La constitution du dossier est une étape clé car un prêt immobilier sans apport nécessite une analyse approfondie du profil de l’emprunteur et de sa situation. Etre bien préparé est donc indispensable c’est pourquoi il faut fournir dès le départ tous les documents et pièces justificatives nécessaires. Cela prouvera votre sérieux et votre souhait de mener le projet jusqu’au bout. En plus des avis d’imposition, des bulletins de salaire, des relevés de comptes bancaires, il ne faut pas hésiter à joindre tous les documents relatifs aux différents placements et à la capacité d’épargne. Le but est avant tout de rassurer la banque qui a besoin de voir qu’elle ne prend pas de risque avec vous. Un contrat de travail stable, une bonne gestion de ses finances, pas ou peu de crédits en cours, un taux d’endettement raisonnable, un reste à vivre très correct, etc., sont autant de paramètres qui seront favorables à faire pencher la balance du bon côté. 

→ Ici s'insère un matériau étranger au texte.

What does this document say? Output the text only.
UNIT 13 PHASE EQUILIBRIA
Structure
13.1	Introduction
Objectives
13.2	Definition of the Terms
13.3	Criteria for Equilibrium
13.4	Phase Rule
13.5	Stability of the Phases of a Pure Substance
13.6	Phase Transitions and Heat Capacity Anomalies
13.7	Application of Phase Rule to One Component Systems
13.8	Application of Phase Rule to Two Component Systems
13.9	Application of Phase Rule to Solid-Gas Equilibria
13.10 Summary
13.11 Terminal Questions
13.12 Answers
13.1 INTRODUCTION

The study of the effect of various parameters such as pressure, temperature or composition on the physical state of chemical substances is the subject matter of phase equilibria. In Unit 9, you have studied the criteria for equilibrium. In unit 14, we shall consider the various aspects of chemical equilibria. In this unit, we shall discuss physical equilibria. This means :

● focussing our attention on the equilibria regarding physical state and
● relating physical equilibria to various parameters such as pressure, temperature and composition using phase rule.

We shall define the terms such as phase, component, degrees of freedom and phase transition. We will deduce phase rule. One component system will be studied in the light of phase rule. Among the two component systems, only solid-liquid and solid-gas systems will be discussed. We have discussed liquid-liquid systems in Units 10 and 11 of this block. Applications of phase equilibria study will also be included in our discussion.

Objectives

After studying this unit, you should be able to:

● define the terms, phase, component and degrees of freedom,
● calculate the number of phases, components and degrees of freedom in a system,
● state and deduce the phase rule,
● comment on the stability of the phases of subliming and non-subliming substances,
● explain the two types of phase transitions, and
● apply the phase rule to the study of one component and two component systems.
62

Le bien immobilier acheté va également faire l’objet d’une étude et le dossier devra donc comporter tous les atouts de celui-ci. Sa situation géographique, les possibilités de futurs projets urbains, la tendance du marché immobilier, l’évolution des prix dans le secteur, sa performance énergétique, les travaux à réaliser, etc. sont autant de critères qui seront pris en considération. Plus le bien est assuré de pouvoir être revendu facilement, ce qui constitue une garantie, plus les banques seront ouvertes à l’octroi d’un prêt immobilier à 100%.  Son prix devra aussi répondre aux moyens financiers de l’emprunteur, autrement dit ne pas voir trop grand.  Il ne faut donc pas hésiter à présenter à la banque un projet immobilier viable grâce aux documents fournis par le vendeur.

Un autre bon moyen de convaincre les banques est de proposer une garantie sous forme de caution par une tierce personne. Celle-ci pourra se porter garant pour le prêt immobilier. S’adresser à un organisme spécialisé autre qu’une banque pour faire un crédit immobilier est également une bonne piste à envisager. Les banques ne sont pas toujours les mieux placées et ne proposent pas les offres les plus avantageuses. En tant qu’emprunteur sans apport il peut être plus intéressant de s’adresser à un courtier ou un intermédiaire bancaire, qui pourra faire jouer la concurrence et négocier plus facilement ce type de financement.